Pada peristiwa hukum tersebut, ketiga belas korban meminta perlindungan ke TRUK-F karena para korban ini mengalami kekerasan fisik, pskisi dan ekspolitasi secara seksual mapun ekonomi saat para korban bekerja, selain itu para korban mengalami ketidakadilan atas upah pekerjaan saat bekerja di Pub Eltras, Maumere, Flores, Nusa Tenggara Timur.
Menurut penuturan korban, mereka dijanjikan mendapatkan gaji senilai Rp 8.000.000 (Delapan juta rupiah) sampai dengan 10.000.000,- per/bulan dan mess gratis, pakaian dan fasilitas kecantikan gratis. Namun kenyataan para korban mengalami penipuan, ketidakadilan, kekerasan baik secara fisik maupun psikis dan dieksploitasi secara seksual dengan dipaksa para untuk tetap bekerja walaupun dalam kondisi sakit dan mengalami tindakan tidak manusiawi lainnya seperti dijambaki, diludahi, ditampar, diseret, dilecehkan secara seksual dan dicekik.


Para korban juga dipaksa membayar sewa mess sebesar Rp 300 ribu per bulan dan makan hanya sekali sehari. Mereka tidak diperbolehkan keluar dari area Pub. Jika membeli sesuatu seperti makanan atau air mineral para korban harus membayar karyawan Pub sebesar Rp 50 ribu. Untuk urusan pesiar mereka harus membayar Rp 200 ribu dan untuk ulang tahun rekan kerja mereka harus merogoh gocek sebesar Rp 170 ribu. Pub juga memberlakukan sistem denda yang memberatkan mereka.
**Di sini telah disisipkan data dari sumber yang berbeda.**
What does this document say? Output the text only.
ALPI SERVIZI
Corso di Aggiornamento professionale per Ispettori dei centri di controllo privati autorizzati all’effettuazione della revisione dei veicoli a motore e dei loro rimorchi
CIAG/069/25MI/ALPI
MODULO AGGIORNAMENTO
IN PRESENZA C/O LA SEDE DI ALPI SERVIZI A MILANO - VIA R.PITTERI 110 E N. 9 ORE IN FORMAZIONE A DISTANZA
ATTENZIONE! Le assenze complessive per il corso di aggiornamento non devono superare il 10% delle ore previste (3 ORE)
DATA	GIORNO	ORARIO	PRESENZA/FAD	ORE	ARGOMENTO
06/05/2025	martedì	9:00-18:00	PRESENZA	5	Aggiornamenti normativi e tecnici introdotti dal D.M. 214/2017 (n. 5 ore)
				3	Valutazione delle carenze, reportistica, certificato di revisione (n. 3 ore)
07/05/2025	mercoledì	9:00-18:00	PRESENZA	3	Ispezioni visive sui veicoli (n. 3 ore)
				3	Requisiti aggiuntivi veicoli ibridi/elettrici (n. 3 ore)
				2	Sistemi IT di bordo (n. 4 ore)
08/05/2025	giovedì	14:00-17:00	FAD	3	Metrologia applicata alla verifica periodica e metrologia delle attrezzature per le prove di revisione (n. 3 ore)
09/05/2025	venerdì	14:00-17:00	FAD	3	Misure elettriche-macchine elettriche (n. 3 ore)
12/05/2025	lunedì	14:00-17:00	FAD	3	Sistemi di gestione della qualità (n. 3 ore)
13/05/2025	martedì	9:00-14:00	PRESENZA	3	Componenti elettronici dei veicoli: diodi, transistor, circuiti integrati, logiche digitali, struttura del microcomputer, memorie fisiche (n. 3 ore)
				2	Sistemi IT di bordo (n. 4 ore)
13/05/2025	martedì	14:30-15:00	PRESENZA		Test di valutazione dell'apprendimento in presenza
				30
Jika mereka menolak melayani kebutuhan seksual tamu dikenakan denda sebesar Rp 2,5 juta; denda adu mulut 2,5 juta; denda berkelahi dan merusakkan fasilitas Pub Rp 5 juta; dan denda masuk kamar teman Rp 100 ribu.
Ada dua orang yang bertanggungjawab atas seluruh pemalsuan dokumen para korban yaitu Rio Lameng dan Andi Wonasoba,dimana ada anak korban yang masih berusia 15 tahun dipalsukan oleh para pelaku ini.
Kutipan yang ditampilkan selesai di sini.